Берёзов секунду помедлил и подтвердил:
— Правда.
— Только бы Коля не умер, — прошептал Китин. — Только бы не умер…
В дверь тихонько постучали. Потом между дверными створками возникла щель, в которую протиснулась Вера, она остановилась на пороге и улыбнулась:
— Здравствуйте!
Помолчала. Спросила:
— Что вы на меня так смотрите?
— Соскучились, — сказал Фёдор Кузьмич.
— Папа сказал, вас выпустят сегодня, я вам одежду принесла. Мы всё почистили, отутюжили, костюмы как новые… почти. В три часа будем обелиск открывать. Вы не возражаете?
— Нет… — сказал Китин. — Извините, Вера, что у вас с нами столько хлопот.
— Ну что вы! — смутилась Вера. — Это совсем не трудно…

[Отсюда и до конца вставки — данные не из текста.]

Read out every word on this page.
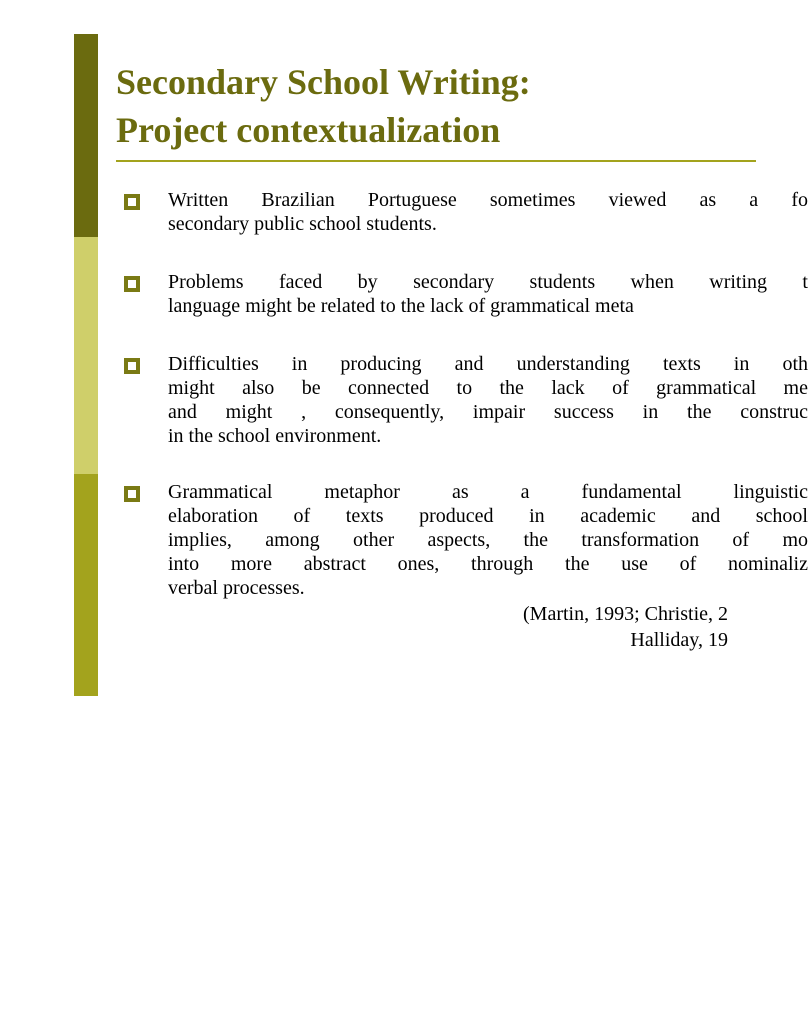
Secondary School Writing:
Project contextualization

Written Brazilian Portuguese sometimes viewed as a fo
secondary public school students.

Problems faced by secondary students when writing t
language might be related to the lack of grammatical meta

Difficulties in producing and understanding texts in oth
might also be connected to the lack of grammatical me
and might , consequently, impair success in the construc
in the school environment.

Grammatical metaphor as a fundamental linguistic
elaboration of texts produced in academic and school
implies, among other aspects, the transformation of mo
into more abstract ones, through the use of nominaliz
verbal processes.

(Martin, 1993; Christie, 2
Halliday, 19
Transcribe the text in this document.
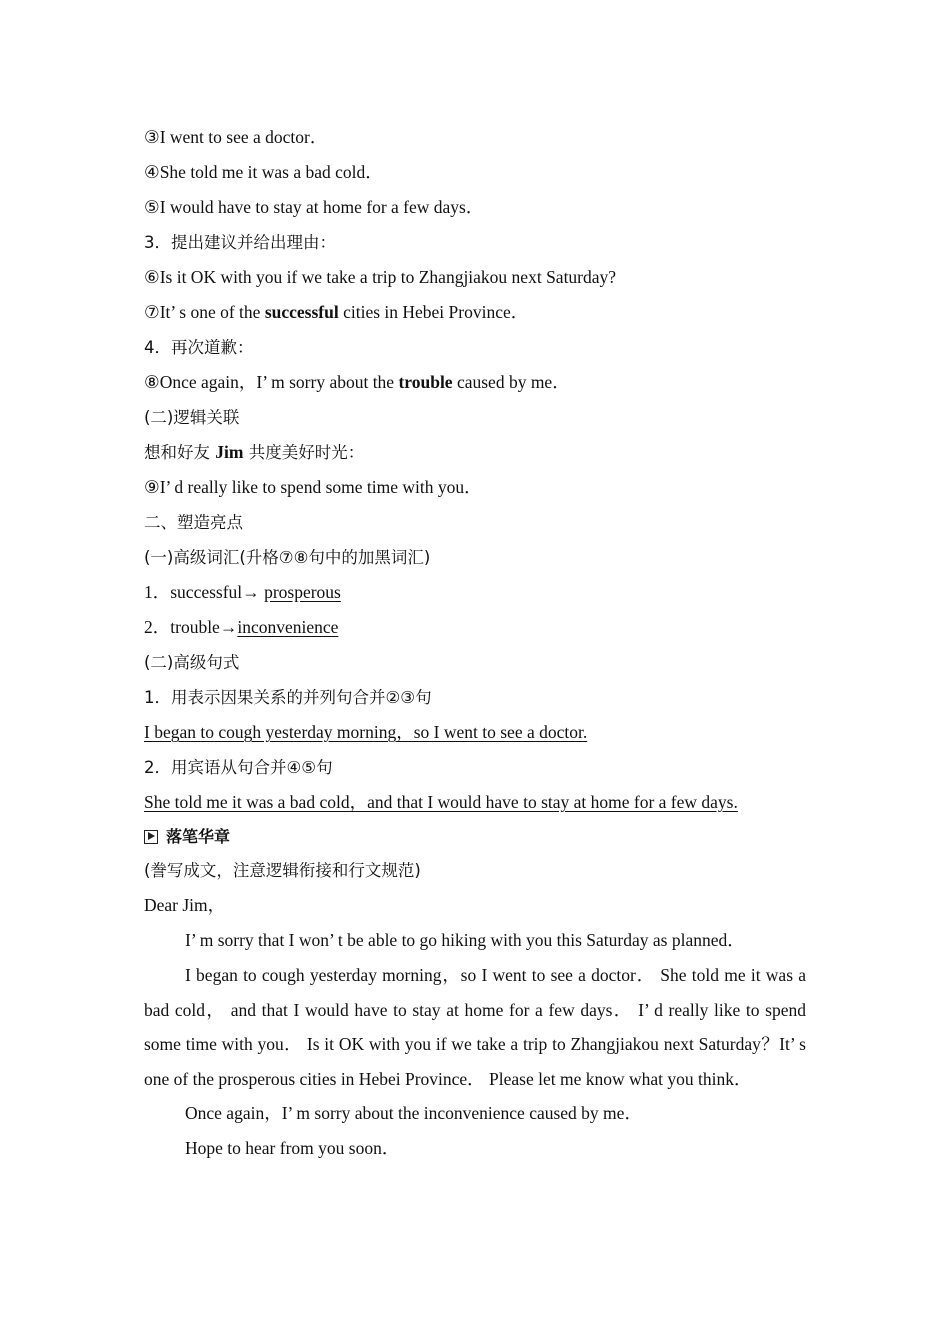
③I went to see a doctor．
④She told me it was a bad cold．
⑤I would have to stay at home for a few days．
3．提出建议并给出理由：
⑥Is it OK with you if we take a trip to Zhangjiakou next Saturday?
⑦It’ s one of the successful cities in Hebei Province．
4．再次道歉：
⑧Once again，I’ m sorry about the trouble caused by me．
(二)逻辑关联
想和好友 Jim 共度美好时光：
⑨I’ d really like to spend some time with you．
二、塑造亮点
(一)高级词汇(升格⑦⑧句中的加黑词汇)
1．successful→ prosperous
2．trouble→inconvenience
(二)高级句式
1．用表示因果关系的并列句合并②③句
I began to cough yesterday morning，so I went to see a doctor.
2．用宾语从句合并④⑤句
She told me it was a bad cold，and that I would have to stay at home for a few days.
落笔华章
(誊写成文，注意逻辑衔接和行文规范)
Dear Jim，
I’ m sorry that I won’ t be able to go hiking with you this Saturday as planned．
I began to cough yesterday morning，so I went to see a doctor． She told me it was a bad cold， and that I would have to stay at home for a few days． I’ d really like to spend some time with you． Is it OK with you if we take a trip to Zhangjiakou next Saturday？It’ s one of the prosperous cities in Hebei Province． Please let me know what you think．
Once again，I’ m sorry about the inconvenience caused by me．
Hope to hear from you soon．
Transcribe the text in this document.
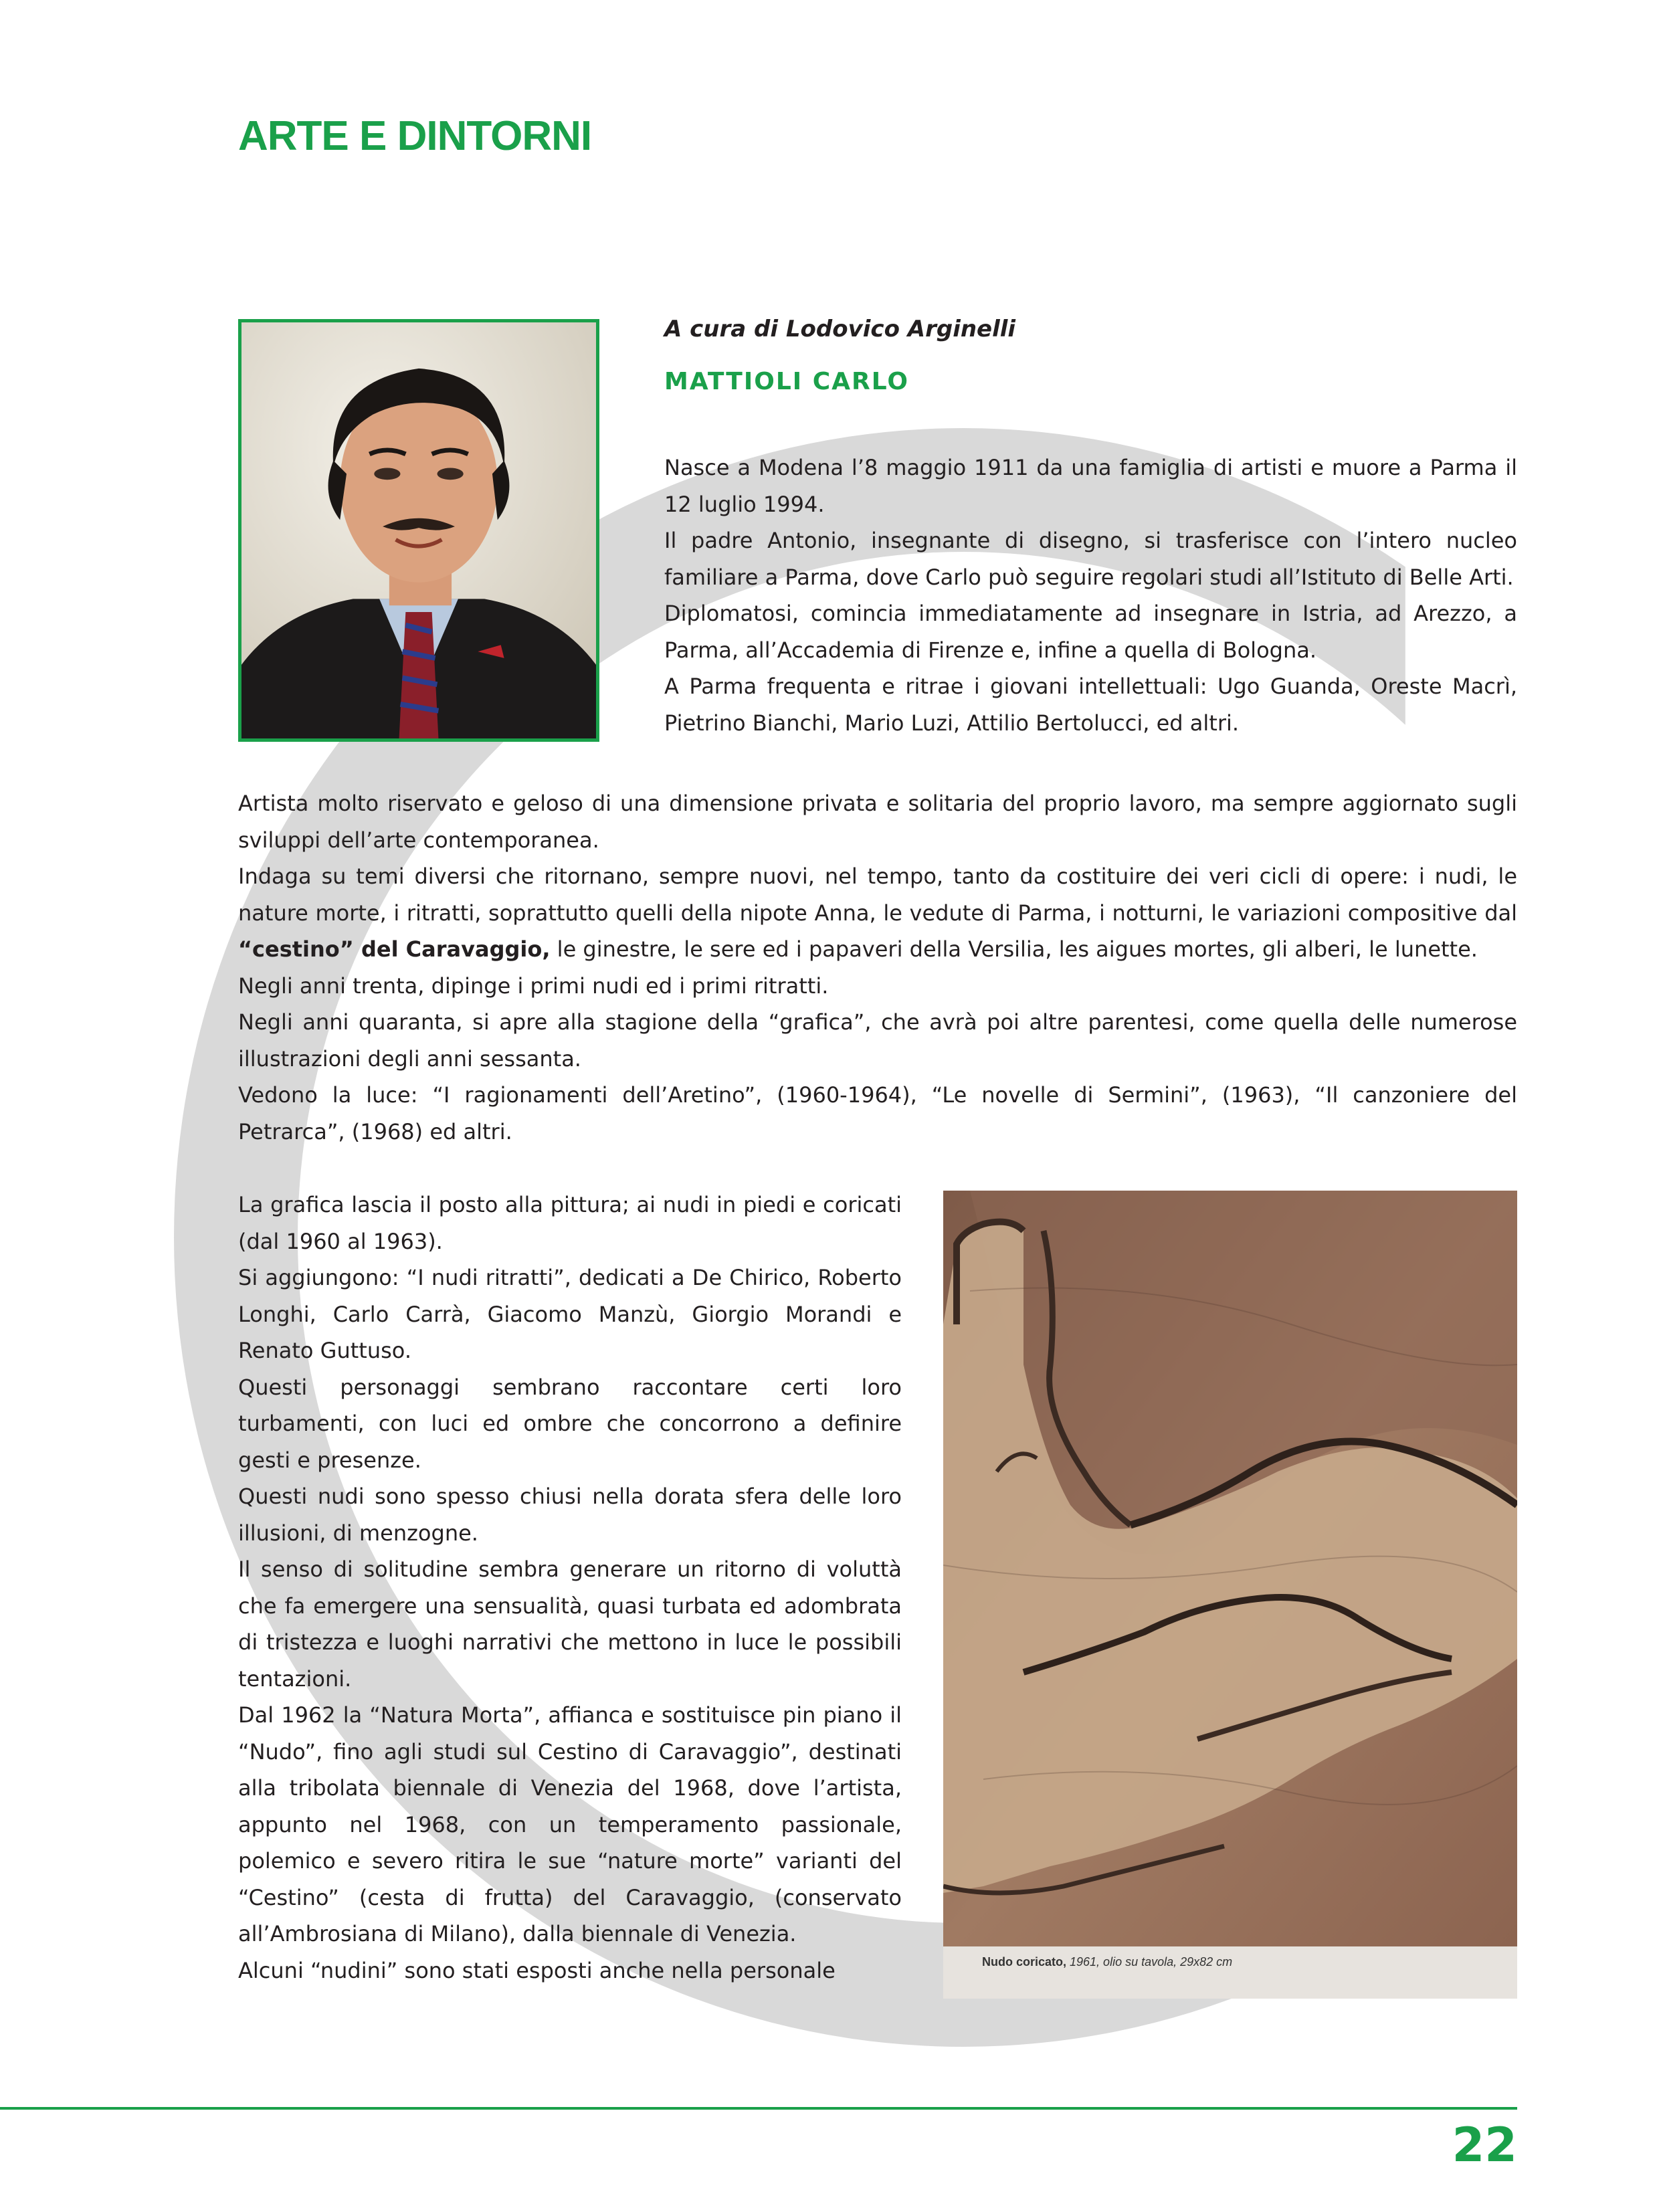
ARTE E DINTORNI

A cura di Lodovico Arginelli

MATTIOLI CARLO

Nasce a Modena l’8 maggio 1911 da una famiglia di artisti e muore a Parma il 12 luglio 1994.

Il padre Antonio, insegnante di disegno, si trasferisce con l’intero nucleo familiare a Parma, dove Carlo può seguire regolari studi all’Istituto di Belle Arti.

Diplomatosi, comincia immediatamente ad insegnare in Istria, ad Arezzo, a Parma, all’Accademia di Firenze e, infine a quella di Bologna.

A Parma frequenta e ritrae i giovani intellettuali: Ugo Guanda, Oreste Macrì, Pietrino Bianchi, Mario Luzi, Attilio Bertolucci, ed altri.

Artista molto riservato e geloso di una dimensione privata e solitaria del proprio lavoro, ma sempre aggiornato sugli sviluppi dell’arte contemporanea.

Indaga su temi diversi che ritornano, sempre nuovi, nel tempo, tanto da costituire dei veri cicli di opere: i nudi, le nature morte, i ritratti, soprattutto quelli della nipote Anna, le vedute di Parma, i notturni, le variazioni compositive dal “cestino” del Caravaggio, le ginestre, le sere ed i papaveri della Versilia, les aigues mortes, gli alberi, le lunette.

Negli anni trenta, dipinge i primi nudi ed i primi ritratti.

Negli anni quaranta, si apre alla stagione della “grafica”, che avrà poi altre parentesi, come quella delle numerose illustrazioni degli anni sessanta.

Vedono la luce: “I ragionamenti dell’Aretino”, (1960-1964), “Le novelle di Sermini”, (1963), “Il canzoniere del Petrarca”, (1968) ed altri.

La grafica lascia il posto alla pittura; ai nudi in piedi e coricati (dal 1960 al 1963).

Si aggiungono: “I nudi ritratti”, dedicati a De Chirico, Roberto Longhi, Carlo Carrà, Giacomo Manzù, Giorgio Morandi e Renato Guttuso.

Questi personaggi sembrano raccontare certi loro turbamenti, con luci ed ombre che concorrono a definire gesti e presenze.

Questi nudi sono spesso chiusi nella dorata sfera delle loro illusioni, di menzogne.

Il senso di solitudine sembra generare un ritorno di voluttà che fa emergere una sensualità, quasi turbata ed adombrata di tristezza e luoghi narrativi che mettono in luce le possibili tentazioni.

Dal 1962 la “Natura Morta”, affianca e sostituisce pin piano il “Nudo”, fino agli studi sul Cestino di Caravaggio”, destinati alla tribolata biennale di Venezia del 1968, dove l’artista, appunto nel 1968, con un temperamento passionale, polemico e severo ritira le sue “nature morte” varianti del “Cestino” (cesta di frutta) del Caravaggio, (conservato all’Ambrosiana di Milano), dalla biennale di Venezia.

Alcuni “nudini” sono stati esposti anche nella personale	Nudo coricato, 1961, olio su tavola, 29x82 cm

22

Мужчины переглянулись. О чём они думали? О странных сюжетах, которые сочиняет судьба? Об этой девочке, которая, сама того не зная, лишила покоя стариковские ночи? О её улыбке — может быть очень похожей на улыбку того, другого человека, когда-то чуть не погубившего всех их? Кто знает…
Два часа спустя Вера снова вела их по школьным лабиринтам, напоминающим склад стройматериалов после бомбёжки. Они пробирались между кучами кирпича и строительного мусора, рискуя снова изничтожить многострадальные — и когда-то парадные — костюмы.
— Может, не надо, а? — жалобно пробасил Фёдор Кузьмич. — Может, просто подойдём к ним, и всё? А?